Es curioso que, así como hace exactamente un año Cochabamba se volcaba para apoyar un casi épico primer campeonato aurorista, hoy suceda lo mismo pero anhelando el descenso aviador. No hace falta más que darse una vuelta por los corros futboleros (a puertas del estadio, en oficinas, sobremesas, bares o hasta en Facebook) para ver cómo suman los deseos de fracaso para/contra los rojos. Y no es que el juego aburrido del equipo haya secuestrado el interés, entusiasmo y compromiso de la hinchada. Todo lo contrario, pues los últimos partidos se jugaron con el Capriles lleno. Es más, el público no se resintió ni a pesar de la derrota ni al fútbol rácano desplegado por los rojos –que era mucho menos interesante que la “Guerra de Petardos” desatada entre la barra celeste y los Gurkas. Lo que pasa es que la prepotencia del Club y su simbología decadente (jamás me he podido tragar la iconografía filofascista de las barras ni el ridículo slogan “Cuestión de orgullo”, ambas manifestaciones ligadas a una tradición pseudo oligárquica muy arraigada en la dirigencia Wilster) comienzan a pagar el impuesto de largos años de abuso. Y tal gravamen puede equivaler a una extensa “condena” en segunda división, como sucedió, a su turno, con Aurora, San José o Guabirá. Pues, créase o no en los milagros, ni los ruegos de la Virgen de Urkupiña (un grupo de fans peregrinó hasta su santuario, pidiendo salve al Wilster del descenso) podrán ayudar a un equipo que, como ante el Bolívar, no puede rematar ni una sola vez al arco durante 90 minutos. Y es que en verdad aquello se me antoja tan inútil como organizar una cena de lujo queriendo reflotar un club que, entre sus crónicos problemas, cuenta la improvisación y lo visceral. Entonces, ¿qué sigue? ¿Una kermesse para financiar el complejo deportivo que seguimos sin tener? ¿No sería infinitamente más útil –coyuntura al margen– organizar una plataforma de hinchas para que se haga cargo del club y lo modernice? Pero esos son temas que no conviene tratar cuando tenemos a un moribundo entre manos. ¿O no es más importante salvar la temporada cómo sea, para mantener las apariencias y evitar que la podredumbre que se esconde bajo la epidermis del Club estalle y nos ensucie a todos?
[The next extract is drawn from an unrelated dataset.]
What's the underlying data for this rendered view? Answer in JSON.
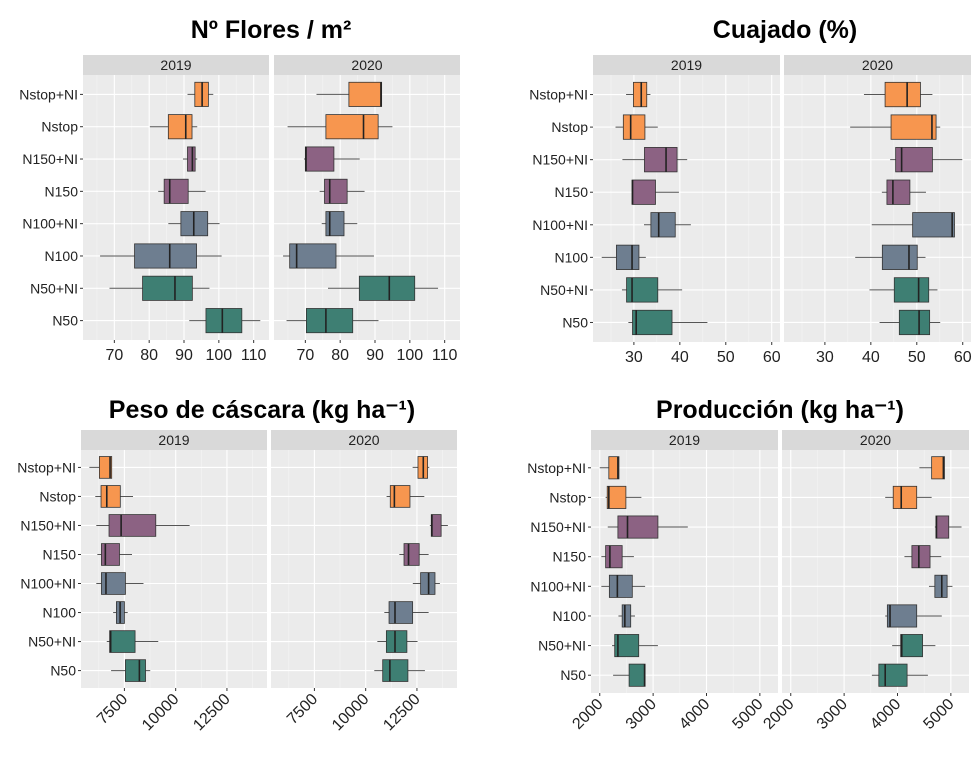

Siempre me pregunté qué sintieron los hinchas auroristas cuando el equipo se les fue al descenso. ¿Acaso no pudieron hacer algo para evitar un final tan espantoso? ¿Los sobrecogió la impotencia y amargura de una espiral imposible de abandonar o detener? ¿Reaccionaron demasiado tarde? Nos quedan cuatro partidos para evitar repetir esa historia, pero ante la acumulación de síntomas, no quiero ni imaginarme (contra lo que sugiere la lógica) qué podría pasar si es que la matemática no nos beneficia. Es cierto que no podemos descontar los milagros o las ocurrencias inverosímiles, y la porción caliente de mi sangre –desde donde soy hincha aviador– quiere creer que todavía hay esperanza. Pero veo las repeticiones de los partidos, escucho el reclamo ahogado que se escabulle desde las tribunas del estadio, y ya no me lo creo. El espíritu Wilstermannista está extraviado y parece que le toca renacer de las cenizas más amargas. Verdad que no tenemos que esperar favores ajenos para salvarnos del descenso directo, y esa es una ventaja. Pero el Wilster depende de sus propios resultados, de su propia entrega y empeño. Y, visto lo visto, ese es el principal de nuestros problemas. Como fuera, es hora de reaccionar; pues yo sí que no quiero ver a mi equipo así. Y mucho menos los días sábado.